Although Deirdre became a nun after the death of her young son, she still retains her status as a druidic bard. She’s worked to find a balance between being a sister of holy Brigid and her allegiance to her beloved grandmother, a well-respected seer who raised her in druid traditions. But not everyone is happy with Deirdre’s double loyalty. Sister Anna, the abbess of St. Brigid’s monastery, seems even more mistrustful when Sister Grainne, an elderly hermit, is found in a bog, garroted with the lanyard of her own cross and with her throat slit. Father Ailbe, who doubles as a physician and rattles off medical terminology with the ease of a modern forensic scientist, reports that Grainne was drugged with mistletoe juice and was in a peaceful coma before her death. Hers is only the first of many murders of nuns, all killed according to rituals of druidic sacrifice. One of the victims is the daughter of a powerful clan leader who demands revenge on the druids. Fearing a rift between Christian and druid and outright warfare among the clans, King Dúnlaing turns to Deirdre, who not only has a foot in both religious camps, but also lives in Kildare, midway between the eastern and western clans.
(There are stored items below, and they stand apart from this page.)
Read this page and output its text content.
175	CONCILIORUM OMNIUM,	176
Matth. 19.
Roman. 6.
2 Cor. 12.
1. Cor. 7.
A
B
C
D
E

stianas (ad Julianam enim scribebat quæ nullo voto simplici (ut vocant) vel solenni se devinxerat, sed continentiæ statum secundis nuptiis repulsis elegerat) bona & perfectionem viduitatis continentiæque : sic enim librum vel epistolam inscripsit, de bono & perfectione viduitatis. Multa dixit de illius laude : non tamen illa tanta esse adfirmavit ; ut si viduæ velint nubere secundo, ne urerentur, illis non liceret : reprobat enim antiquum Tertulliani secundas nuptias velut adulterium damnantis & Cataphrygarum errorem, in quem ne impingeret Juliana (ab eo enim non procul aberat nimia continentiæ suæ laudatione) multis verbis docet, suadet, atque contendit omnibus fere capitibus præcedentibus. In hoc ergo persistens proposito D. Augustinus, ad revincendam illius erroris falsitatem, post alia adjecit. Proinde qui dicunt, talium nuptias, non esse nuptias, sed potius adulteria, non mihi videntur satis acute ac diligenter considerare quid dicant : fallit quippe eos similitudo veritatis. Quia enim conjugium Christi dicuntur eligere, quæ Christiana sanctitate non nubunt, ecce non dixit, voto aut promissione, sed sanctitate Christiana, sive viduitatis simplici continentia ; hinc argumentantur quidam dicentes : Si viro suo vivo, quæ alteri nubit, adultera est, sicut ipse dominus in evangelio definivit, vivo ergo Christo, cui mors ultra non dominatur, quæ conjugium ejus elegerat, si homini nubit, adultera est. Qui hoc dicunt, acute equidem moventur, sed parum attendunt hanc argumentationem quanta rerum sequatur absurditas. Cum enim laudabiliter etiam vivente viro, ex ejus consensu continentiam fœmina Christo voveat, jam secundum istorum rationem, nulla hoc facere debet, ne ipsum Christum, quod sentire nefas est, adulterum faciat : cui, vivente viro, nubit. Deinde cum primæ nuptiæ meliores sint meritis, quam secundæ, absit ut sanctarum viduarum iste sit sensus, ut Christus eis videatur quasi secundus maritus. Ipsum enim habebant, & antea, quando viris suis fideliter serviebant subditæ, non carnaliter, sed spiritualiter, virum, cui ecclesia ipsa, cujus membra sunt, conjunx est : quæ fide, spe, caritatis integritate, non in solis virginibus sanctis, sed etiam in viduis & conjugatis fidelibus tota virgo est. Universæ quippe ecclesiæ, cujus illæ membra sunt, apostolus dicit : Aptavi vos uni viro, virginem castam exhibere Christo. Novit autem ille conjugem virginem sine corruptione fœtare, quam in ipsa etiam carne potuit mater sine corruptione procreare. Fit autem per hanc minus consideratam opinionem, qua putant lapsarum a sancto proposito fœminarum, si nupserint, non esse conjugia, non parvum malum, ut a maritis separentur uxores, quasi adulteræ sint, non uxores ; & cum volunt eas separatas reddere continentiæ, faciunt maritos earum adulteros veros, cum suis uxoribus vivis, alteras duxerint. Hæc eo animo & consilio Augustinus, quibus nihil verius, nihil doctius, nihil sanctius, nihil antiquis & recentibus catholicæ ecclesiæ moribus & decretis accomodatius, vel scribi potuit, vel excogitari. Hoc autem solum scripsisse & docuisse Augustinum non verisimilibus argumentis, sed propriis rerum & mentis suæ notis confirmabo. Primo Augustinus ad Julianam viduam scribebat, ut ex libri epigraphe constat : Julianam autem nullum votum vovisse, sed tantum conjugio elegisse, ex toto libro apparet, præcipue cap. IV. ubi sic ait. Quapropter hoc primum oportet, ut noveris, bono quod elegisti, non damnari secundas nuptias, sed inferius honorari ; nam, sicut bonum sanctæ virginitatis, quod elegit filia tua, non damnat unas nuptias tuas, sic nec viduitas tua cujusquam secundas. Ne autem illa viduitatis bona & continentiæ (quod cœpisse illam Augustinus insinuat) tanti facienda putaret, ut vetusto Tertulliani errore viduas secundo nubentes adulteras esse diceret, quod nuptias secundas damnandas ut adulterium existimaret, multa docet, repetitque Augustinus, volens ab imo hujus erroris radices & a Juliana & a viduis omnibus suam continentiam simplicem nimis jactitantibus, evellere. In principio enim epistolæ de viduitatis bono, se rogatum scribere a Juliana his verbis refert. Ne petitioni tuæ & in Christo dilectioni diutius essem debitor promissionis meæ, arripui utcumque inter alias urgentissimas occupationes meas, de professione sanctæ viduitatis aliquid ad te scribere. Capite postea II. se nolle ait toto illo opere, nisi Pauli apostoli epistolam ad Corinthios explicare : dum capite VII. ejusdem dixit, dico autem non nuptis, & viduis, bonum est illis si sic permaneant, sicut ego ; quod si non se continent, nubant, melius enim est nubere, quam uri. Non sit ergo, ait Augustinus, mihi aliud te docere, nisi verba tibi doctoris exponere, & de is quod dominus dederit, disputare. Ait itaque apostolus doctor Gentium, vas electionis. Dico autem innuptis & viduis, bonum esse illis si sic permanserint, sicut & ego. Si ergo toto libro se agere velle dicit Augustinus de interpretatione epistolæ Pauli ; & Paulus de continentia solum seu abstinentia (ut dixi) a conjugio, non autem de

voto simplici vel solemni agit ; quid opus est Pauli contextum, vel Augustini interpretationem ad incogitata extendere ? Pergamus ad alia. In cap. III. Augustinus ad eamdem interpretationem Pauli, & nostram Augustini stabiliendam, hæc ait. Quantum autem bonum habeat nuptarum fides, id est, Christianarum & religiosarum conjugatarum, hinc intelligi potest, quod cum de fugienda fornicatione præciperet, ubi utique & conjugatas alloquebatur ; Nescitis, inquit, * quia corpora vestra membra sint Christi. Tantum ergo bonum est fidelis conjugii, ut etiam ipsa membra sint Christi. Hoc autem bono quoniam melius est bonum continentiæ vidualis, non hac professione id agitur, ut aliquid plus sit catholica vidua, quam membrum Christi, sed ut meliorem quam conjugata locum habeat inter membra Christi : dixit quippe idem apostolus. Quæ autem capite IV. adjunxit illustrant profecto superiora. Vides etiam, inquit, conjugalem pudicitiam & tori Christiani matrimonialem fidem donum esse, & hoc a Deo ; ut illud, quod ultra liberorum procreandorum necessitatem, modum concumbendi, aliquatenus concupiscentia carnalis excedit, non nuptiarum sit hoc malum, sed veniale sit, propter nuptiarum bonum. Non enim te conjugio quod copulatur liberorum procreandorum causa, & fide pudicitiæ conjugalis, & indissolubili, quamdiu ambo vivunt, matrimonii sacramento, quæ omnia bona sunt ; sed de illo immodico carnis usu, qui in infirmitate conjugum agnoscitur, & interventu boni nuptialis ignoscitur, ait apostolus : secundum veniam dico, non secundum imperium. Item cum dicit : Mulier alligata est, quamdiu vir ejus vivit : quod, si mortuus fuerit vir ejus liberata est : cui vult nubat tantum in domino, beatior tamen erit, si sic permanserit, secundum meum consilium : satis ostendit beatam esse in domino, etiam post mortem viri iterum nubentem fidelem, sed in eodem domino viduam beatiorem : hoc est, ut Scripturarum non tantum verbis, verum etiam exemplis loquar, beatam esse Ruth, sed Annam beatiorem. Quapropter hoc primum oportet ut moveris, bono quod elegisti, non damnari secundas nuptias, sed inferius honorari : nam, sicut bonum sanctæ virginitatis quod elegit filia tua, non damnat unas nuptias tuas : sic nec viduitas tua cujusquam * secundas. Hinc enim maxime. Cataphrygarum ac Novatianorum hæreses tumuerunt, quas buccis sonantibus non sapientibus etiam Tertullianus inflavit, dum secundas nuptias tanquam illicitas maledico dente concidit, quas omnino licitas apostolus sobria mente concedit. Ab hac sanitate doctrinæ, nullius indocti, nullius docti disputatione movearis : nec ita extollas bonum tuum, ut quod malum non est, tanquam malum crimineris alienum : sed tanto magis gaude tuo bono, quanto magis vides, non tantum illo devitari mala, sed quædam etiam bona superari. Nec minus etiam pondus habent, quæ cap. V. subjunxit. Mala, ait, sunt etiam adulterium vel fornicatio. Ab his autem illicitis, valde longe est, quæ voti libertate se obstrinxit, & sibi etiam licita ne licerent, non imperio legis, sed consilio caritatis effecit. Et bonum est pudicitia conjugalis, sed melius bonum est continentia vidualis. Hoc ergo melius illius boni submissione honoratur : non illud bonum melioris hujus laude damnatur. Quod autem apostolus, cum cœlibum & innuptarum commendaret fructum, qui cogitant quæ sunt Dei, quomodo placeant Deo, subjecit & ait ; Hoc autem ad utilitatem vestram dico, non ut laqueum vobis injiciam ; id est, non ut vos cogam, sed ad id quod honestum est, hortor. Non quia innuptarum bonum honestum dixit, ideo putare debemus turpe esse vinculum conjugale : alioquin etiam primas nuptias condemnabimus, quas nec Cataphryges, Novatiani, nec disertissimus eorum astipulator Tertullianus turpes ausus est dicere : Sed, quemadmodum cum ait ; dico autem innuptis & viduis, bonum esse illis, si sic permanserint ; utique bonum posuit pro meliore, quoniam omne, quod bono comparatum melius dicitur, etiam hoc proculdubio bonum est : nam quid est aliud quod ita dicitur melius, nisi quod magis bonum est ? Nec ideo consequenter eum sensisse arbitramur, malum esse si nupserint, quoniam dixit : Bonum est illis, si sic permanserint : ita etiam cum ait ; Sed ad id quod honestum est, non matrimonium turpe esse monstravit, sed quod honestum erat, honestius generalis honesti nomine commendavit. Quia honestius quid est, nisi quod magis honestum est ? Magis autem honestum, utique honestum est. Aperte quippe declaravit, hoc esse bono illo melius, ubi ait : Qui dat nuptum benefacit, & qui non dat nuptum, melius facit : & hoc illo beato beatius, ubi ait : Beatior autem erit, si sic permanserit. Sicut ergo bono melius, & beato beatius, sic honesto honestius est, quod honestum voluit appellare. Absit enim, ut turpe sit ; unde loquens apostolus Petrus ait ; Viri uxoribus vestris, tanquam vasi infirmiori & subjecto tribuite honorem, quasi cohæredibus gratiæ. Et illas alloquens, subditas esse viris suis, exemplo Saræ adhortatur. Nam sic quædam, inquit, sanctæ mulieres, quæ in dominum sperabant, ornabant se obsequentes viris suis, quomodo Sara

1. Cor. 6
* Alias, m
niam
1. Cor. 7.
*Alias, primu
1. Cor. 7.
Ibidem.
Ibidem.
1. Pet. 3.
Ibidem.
As his designated detective, she has more time to follow his orders (and apparently to invent the Irish alphabet) after Sister Anna expels her from the monastery. When Deirdre’s cousin, another solitary nun, is attacked, she denounces her assailant as the murderer. He doesn’t deny it, even if it means being burned at the stake. But just when Christians and druids alike think it’s safe to leave their daub-and-wattle huts, another murder proves how wrong they are—and Deirdre must summon all her courage to face the threats to herself, her family, and her community.

Despite Freeman’s earnest enthusiasm for his subject, this sequel to St. Brigid’s Bones (2014) works marginally better as a mystery than as a historical novel.